In the previously mentioned Phase 1 study performed by Zheng et al. [40], the authors performed a cross-study comparison to compare PK parameters of apoA-I across five completed CSL112 clinical trials, including healthy volunteers, stable CAD, and post-MI patients [20, 21, 29, 30, 41]. Overall, CSL112 exposure and CEC enhancement were similar in Japanese and non-Japanese subjects, which further confirmed the consistent PK/PD profiles of CSL112. The infusion of 6 g CSL112 resulted in similar median elevations of apoA-I in Japanese and White subjects and post-MI patients (2.08-, 2.33-, and 2.08-fold increase), total CEC (2.74-, 2.92- and 2.55-fold increase), and ABCA1-dependent CEC (7.29-, 8.36-, and 3.84-fold increase).

3.4 Further Investigations3.4.1 Effects on Platelet Inhibition

In a previous study with CSL111 (predecessor compound), infusion in patients with type 2 diabetes without concomitant antiplatelet therapy, was associated with a significant reduction in the ex vivo platelet aggregation in response to multiple agonists. This effect persisted in washed platelets [47]. Moreover, in vitro studies in platelets from healthy individuals revealed that the inhibitory effects of CSL111 on platelet function were time- and dose-dependent and resulted in a widespread attenuation of platelet function and a significant reduction in thrombus formation under flow. The proposed mechanism of action was reducing cholesterol content in platelet membranes.

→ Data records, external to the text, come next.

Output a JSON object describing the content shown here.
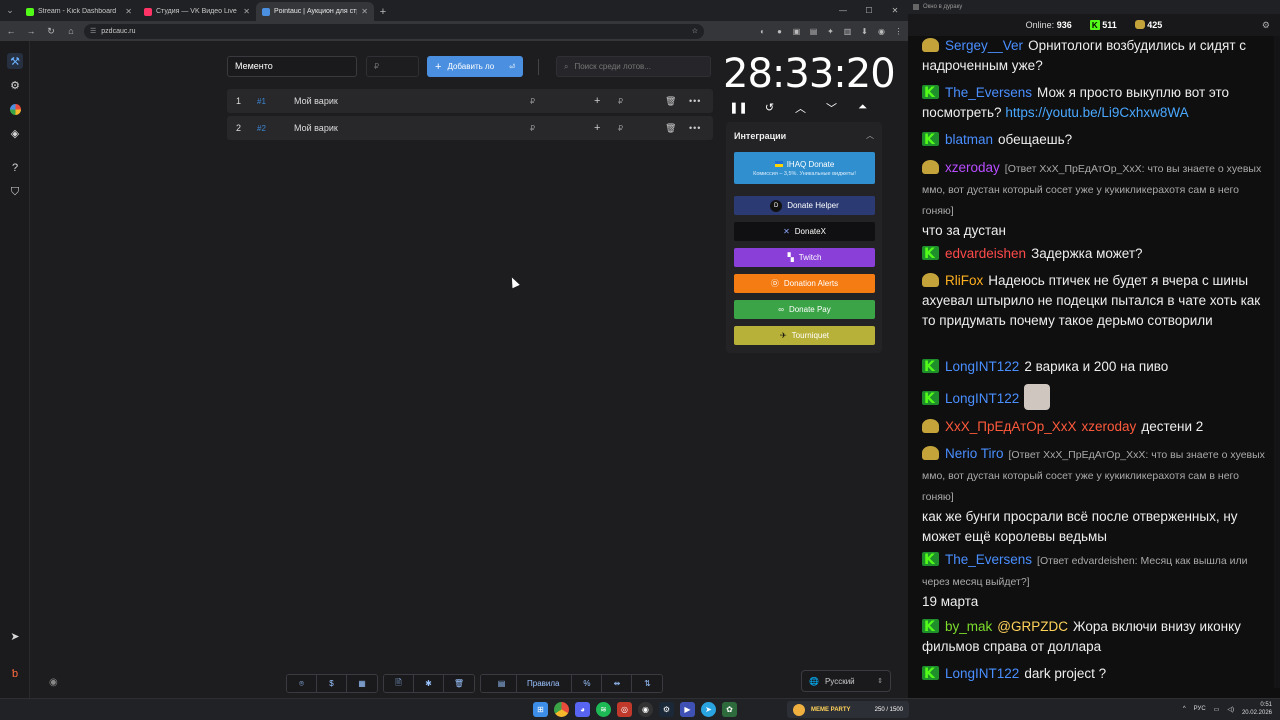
{
  "browser": {
    "tabs": [
      {
        "title": "Stream - Kick Dashboard",
        "color": "#53fc18"
      },
      {
        "title": "Студия — VK Видео Live",
        "color": "#ff3366"
      },
      {
        "title": "Pointauc | Аукцион для стримеров",
        "color": "#4a8fe0"
      }
    ],
    "url": "pzdcauc.ru"
  },
  "auction": {
    "lot_name_value": "Мементо",
    "amount_placeholder": "₽",
    "add_button_label": "Добавить ло",
    "search_placeholder": "Поиск среди лотов...",
    "lots": [
      {
        "num": "1",
        "fast_id": "#1",
        "name": "Мой варик",
        "currency": "₽"
      },
      {
        "num": "2",
        "fast_id": "#2",
        "name": "Мой варик",
        "currency": "₽"
      }
    ],
    "timer": "28:33:20"
  },
  "integrations": {
    "title": "Интеграции",
    "buttons": [
      {
        "label": "IHAQ Donate",
        "sub": "Комиссия – 3,5%. Уникальные виджеты!",
        "color": "#2f8fcf"
      },
      {
        "label": "Donate Helper",
        "color": "#2b3a73"
      },
      {
        "label": "DonateX",
        "color": "#101012"
      },
      {
        "label": "Twitch",
        "color": "#8a3fd8"
      },
      {
        "label": "Donation Alerts",
        "color": "#f57c13"
      },
      {
        "label": "Donate Pay",
        "color": "#3ba447"
      },
      {
        "label": "Tourniquet",
        "color": "#b7b039"
      }
    ]
  },
  "footer": {
    "rules_label": "Правила",
    "percent_label": "%",
    "language": "Русский"
  },
  "chat": {
    "window_title": "Окно в дураку",
    "online_label": "Online:",
    "online_count": "936",
    "kick_count": "511",
    "other_count": "425",
    "messages": [
      {
        "badge": "av",
        "user": "Sergey__Ver",
        "color": "#4a8fff",
        "text": "Орнитологи возбудились и сидят с надроченным уже?"
      },
      {
        "badge": "k",
        "user": "The_Eversens",
        "color": "#4a8fff",
        "text": "Мож я просто выкуплю вот это посмотреть?",
        "link": "https://youtu.be/Li9Cxhxw8WA"
      },
      {
        "badge": "k",
        "user": "blatman",
        "color": "#4a8fff",
        "text": "обещаешь?"
      },
      {
        "badge": "av",
        "user": "xzeroday",
        "color": "#b84dff",
        "reply": "[Ответ XxX_ПрЕдАтОр_XxX: что вы знаете о хуевых ммо, вот дустан который сосет уже у кукикликерахотя сам в него гоняю]",
        "text": "что за дустан"
      },
      {
        "badge": "k",
        "user": "edvardeishen",
        "color": "#ff4a4a",
        "text": "Задержка может?"
      },
      {
        "badge": "av",
        "user": "RliFox",
        "color": "#ffb020",
        "text": "Надеюсь птичек не будет я вчера с шины ахуевал штырило не подецки пытался в чате хоть как то придумать почему такое дерьмо сотворили"
      },
      {
        "badge": "k",
        "user": "LongINT122",
        "color": "#4a8fff",
        "text": "2 варика и 200 на пиво"
      },
      {
        "badge": "k",
        "user": "LongINT122",
        "color": "#4a8fff",
        "text": ""
      },
      {
        "badge": "av",
        "user": "XxX_ПрЕдАтОр_XxX",
        "color": "#ff5a3c",
        "mention": "xzeroday",
        "text": "дестени 2"
      },
      {
        "badge": "av",
        "user": "Nerio Tiro",
        "color": "#4a8fff",
        "reply": "[Ответ XxX_ПрЕдАтОр_XxX: что вы знаете о хуевых ммо, вот дустан который сосет уже у кукикликерахотя сам в него гоняю]",
        "text": "как же бунги просрали всё после отверженных, ну может ещё королевы ведьмы"
      },
      {
        "badge": "k",
        "user": "The_Eversens",
        "color": "#4a8fff",
        "reply": "[Ответ edvardeishen: Месяц как вышла или через месяц выйдет?]",
        "text": "19 марта"
      },
      {
        "badge": "k",
        "user": "by_mak",
        "color": "#7cdc2c",
        "mention": "@GRPZDC",
        "text": "Жора включи внизу иконку фильмов справа от доллара"
      },
      {
        "badge": "k",
        "user": "LongINT122",
        "color": "#4a8fff",
        "text": "dark project ?"
      }
    ]
  },
  "taskbar": {
    "widget_text": "MEME PARTY",
    "widget_progress": "250 / 1500",
    "lang": "РУС",
    "time": "0:51",
    "date": "20.02.2026"
  }
}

In a dedicated study with CSL112, platelet reactivity and bleeding risk were assessed in patients (n = 44) with stable CAD receiving dual antiplatelet therapy (i.e., aspirin plus clopidogrel [n = 37] or prasugrel [n = 7]) in a single ascending dose placebo-controlled randomized trial, comparing CSL112 infusion (1.7, 3.4, or 6.8 g dose) versus placebo [48]. Platelet aggregation was assessed by means of light transmission aggregometry using arachidonic acid, adenosine diphosphate, and collagen as agonists, at baseline and up to 48 h post-dosing. Compared to placebo, CSL112 had no meaningful time- or dose-dependent effects on maximum platelet aggregation in response to any agonist, regardless of the dose or renal function subgroup. There were no significant changes in coagulation parameters, and no differences in bleeding events were observed.

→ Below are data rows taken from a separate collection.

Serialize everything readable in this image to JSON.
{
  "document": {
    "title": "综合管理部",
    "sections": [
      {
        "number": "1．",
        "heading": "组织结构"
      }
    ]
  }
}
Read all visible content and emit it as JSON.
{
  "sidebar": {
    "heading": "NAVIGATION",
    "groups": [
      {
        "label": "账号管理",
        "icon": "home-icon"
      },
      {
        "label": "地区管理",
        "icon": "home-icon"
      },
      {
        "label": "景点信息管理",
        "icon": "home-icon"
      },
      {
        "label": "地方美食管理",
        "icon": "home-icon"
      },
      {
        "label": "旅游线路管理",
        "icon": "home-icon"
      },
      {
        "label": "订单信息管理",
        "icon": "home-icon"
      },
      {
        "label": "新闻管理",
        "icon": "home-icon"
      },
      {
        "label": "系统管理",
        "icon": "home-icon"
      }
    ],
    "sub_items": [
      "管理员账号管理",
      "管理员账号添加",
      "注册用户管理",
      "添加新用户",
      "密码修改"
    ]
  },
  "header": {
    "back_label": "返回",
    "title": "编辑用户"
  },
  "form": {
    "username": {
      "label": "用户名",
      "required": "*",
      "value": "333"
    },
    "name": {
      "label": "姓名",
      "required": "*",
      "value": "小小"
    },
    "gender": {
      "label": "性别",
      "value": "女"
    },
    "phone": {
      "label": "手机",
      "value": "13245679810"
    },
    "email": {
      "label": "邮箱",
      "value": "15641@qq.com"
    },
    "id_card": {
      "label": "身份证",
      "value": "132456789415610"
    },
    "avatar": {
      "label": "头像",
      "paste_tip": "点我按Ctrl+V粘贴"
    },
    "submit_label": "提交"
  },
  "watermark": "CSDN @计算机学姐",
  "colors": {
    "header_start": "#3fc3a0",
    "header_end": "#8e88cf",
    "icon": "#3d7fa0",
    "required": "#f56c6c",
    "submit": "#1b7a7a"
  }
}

3.4.2 Interaction with Lipid-Lowering Therapies

Lipid-lowering therapies (i.e., statins and proprotein convertase subtilisin/kexin type 9 [PCSK9] inhibitor) are a cornerstone in preventing recurrent events in post-MI patients. In animal models, high doses of rHDL are associated with a transient increase of hepatic enzymes. In an animal model, Beyerle et al. [49] performed a toxicity evaluation of the combination of different CSL112 doses with alirocumab (a PCSK9 inhibitor) and/or atorvastatin (a statin). Although high-dose CSL112 was associated with a non-significant elevation of liver enzymes, there was limited evidence of hepatic toxicity with the co-administration of CSL112 with alirocumab and/or atorvastatin assessed by means of liver enzymes and histology. Co-administration of the study drugs had minimal effect on their respective exposure levels and total cholesterol and HDL-C levels. To date, no dedicated investigations in humans on drug-drug interaction are available.